In November 2020, over 9.5 million California voters (57.2% of the electorate) soundly rejected the preferential treatment ballot measure Proposition 16 in spite of the measure’s popularity among the state’s political and economic elites. The No on 16 campaign stood on the shoulders of civil rights giants and featured a new generation of American leaders of Asian descent at the movement’s epicenter. Nationwide, Americans of Asian descent, many first-generation immigrants, have coalesced around the issue of equal education rights and led initiatives to push back endemic discrimination in education from coast to coast. To which extent have political calculations, cultural (mis)perceptions and history affected this movement? Why have Americans of Asian descent, this country’s smallest minority group traditionally weak in political and civic participation, become increasingly vocal and efficient in mobilizing for this cause?
Alternatives to Racial Preferences

If race-based public policies are detrimental to the American public, what other viable options do we have? Can we combine need-based affirmative action with school choice and best practices? And if these options are empirically sound, how do we engineer power-sharing arrangement among different stakeholders and mitigate the short-term political backlash to make them politically feasible? How do we turn the American education into a success story for all and revive the American Dream? “No narrow, vested interests of adults, whether financial, political, or ideological, should be allowed to block that,” Thomas Sowell.
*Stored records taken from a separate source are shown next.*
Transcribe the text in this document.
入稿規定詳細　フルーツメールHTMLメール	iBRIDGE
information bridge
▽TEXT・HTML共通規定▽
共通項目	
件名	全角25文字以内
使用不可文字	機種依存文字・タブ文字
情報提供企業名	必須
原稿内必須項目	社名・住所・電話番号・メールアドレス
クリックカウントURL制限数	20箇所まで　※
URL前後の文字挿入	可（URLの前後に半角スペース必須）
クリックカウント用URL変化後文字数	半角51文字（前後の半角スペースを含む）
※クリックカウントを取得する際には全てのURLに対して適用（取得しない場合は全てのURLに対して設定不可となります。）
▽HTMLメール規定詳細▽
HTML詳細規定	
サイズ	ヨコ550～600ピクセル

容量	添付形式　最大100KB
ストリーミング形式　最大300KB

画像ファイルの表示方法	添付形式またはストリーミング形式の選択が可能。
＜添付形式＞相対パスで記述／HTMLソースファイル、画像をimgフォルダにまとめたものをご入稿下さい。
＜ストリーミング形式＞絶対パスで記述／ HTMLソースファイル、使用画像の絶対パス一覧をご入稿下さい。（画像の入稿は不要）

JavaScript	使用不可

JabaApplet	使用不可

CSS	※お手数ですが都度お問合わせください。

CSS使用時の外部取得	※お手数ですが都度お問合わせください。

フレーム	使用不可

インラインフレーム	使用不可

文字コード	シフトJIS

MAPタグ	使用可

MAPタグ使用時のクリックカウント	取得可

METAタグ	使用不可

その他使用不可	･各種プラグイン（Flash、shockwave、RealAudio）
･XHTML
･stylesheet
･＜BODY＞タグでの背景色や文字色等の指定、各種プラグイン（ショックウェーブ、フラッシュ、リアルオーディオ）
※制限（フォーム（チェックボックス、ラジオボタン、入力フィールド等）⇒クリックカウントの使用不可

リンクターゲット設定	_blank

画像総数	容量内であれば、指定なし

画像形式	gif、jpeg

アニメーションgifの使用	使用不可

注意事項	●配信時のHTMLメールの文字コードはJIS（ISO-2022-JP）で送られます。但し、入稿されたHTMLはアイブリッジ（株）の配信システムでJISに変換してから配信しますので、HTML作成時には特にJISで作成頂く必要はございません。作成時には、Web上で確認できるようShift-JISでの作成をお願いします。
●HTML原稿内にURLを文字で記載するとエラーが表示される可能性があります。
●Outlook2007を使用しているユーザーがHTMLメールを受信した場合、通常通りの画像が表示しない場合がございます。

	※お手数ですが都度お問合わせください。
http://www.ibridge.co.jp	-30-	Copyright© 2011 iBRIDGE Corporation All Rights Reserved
Comparative Research on the Efficacy of “Affirmative Action” Policies

Around the world, a handful of countries have enacted government policies and programs to increase representation of historically excluded groups in areas such as education and employment. While the nature and scope of such programs defer from country to country, the phrase “affirmative action” has been coined as an umbrella term. How effective have various affirmative action programs around the world been in improving the lot of the underprivileged and historically marginalized? What are the political, social, and economic outcomes of these programs in varying contexts?